CAPÍTULO CUATRO
To Build a Home -The Cinematic Orchestra
Había llegado el gran día, todo acabaría en unas horas.
Frente a Halit se extendía el mar de Tasman, tan azul que en el horizonte era imposible distinguirlo del cielo, una extensión de belleza que no podía diferenciarse entre sí.
Cuando Halit era muy pequeño, una vez se escapó de casa y caminó durante horas para llegar al mar. Luego se lanzó de cabeza y nadó y nadó hasta que los brazos se le cansaron tanto que tuvo que pedir ayuda para salir del agua.

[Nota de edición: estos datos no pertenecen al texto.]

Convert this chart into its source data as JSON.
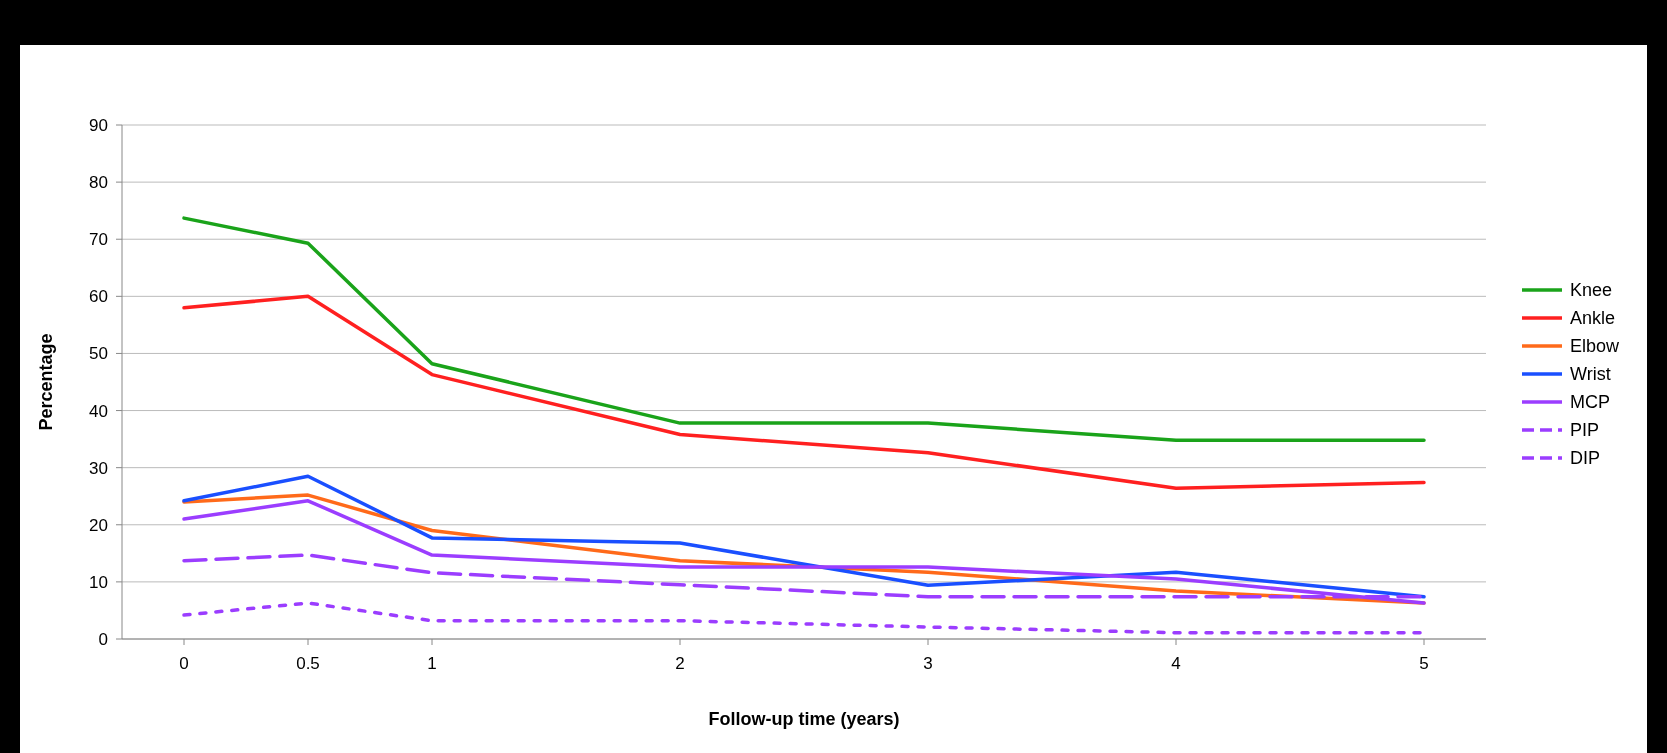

Él creía que si nadaba lo suficiente rápido y extendía los brazos lo suficiente alto, podría llegar hasta el cielo. Si tan solo la yema de sus dedos tocaba una de las anchas nubes blancas, estaría a salvo.
Sus ojos se elevaron por el navío Siete Mares con sus siete plantas, las pistas recreativas se dividían por secciones; las salas de juegos, la sala de conciertos, las piscinas de agua templada, la sala de cine.
Claire había pagado un par de billetes para un lujoso crucero que daba la vuelta por el Océano Pacifico, visitando Australia y Tasmania, saldría del puerto ese mismo día a la una de la tarde.
Pero Halit no tenía pensado embarcar, nunca entró en sus planes ir con ella a ninguna parte, sino que tenía un amigo en la agencia que organizaba el viaje y él dividiría el dinero del billete de Halit en dos para después repartirlo.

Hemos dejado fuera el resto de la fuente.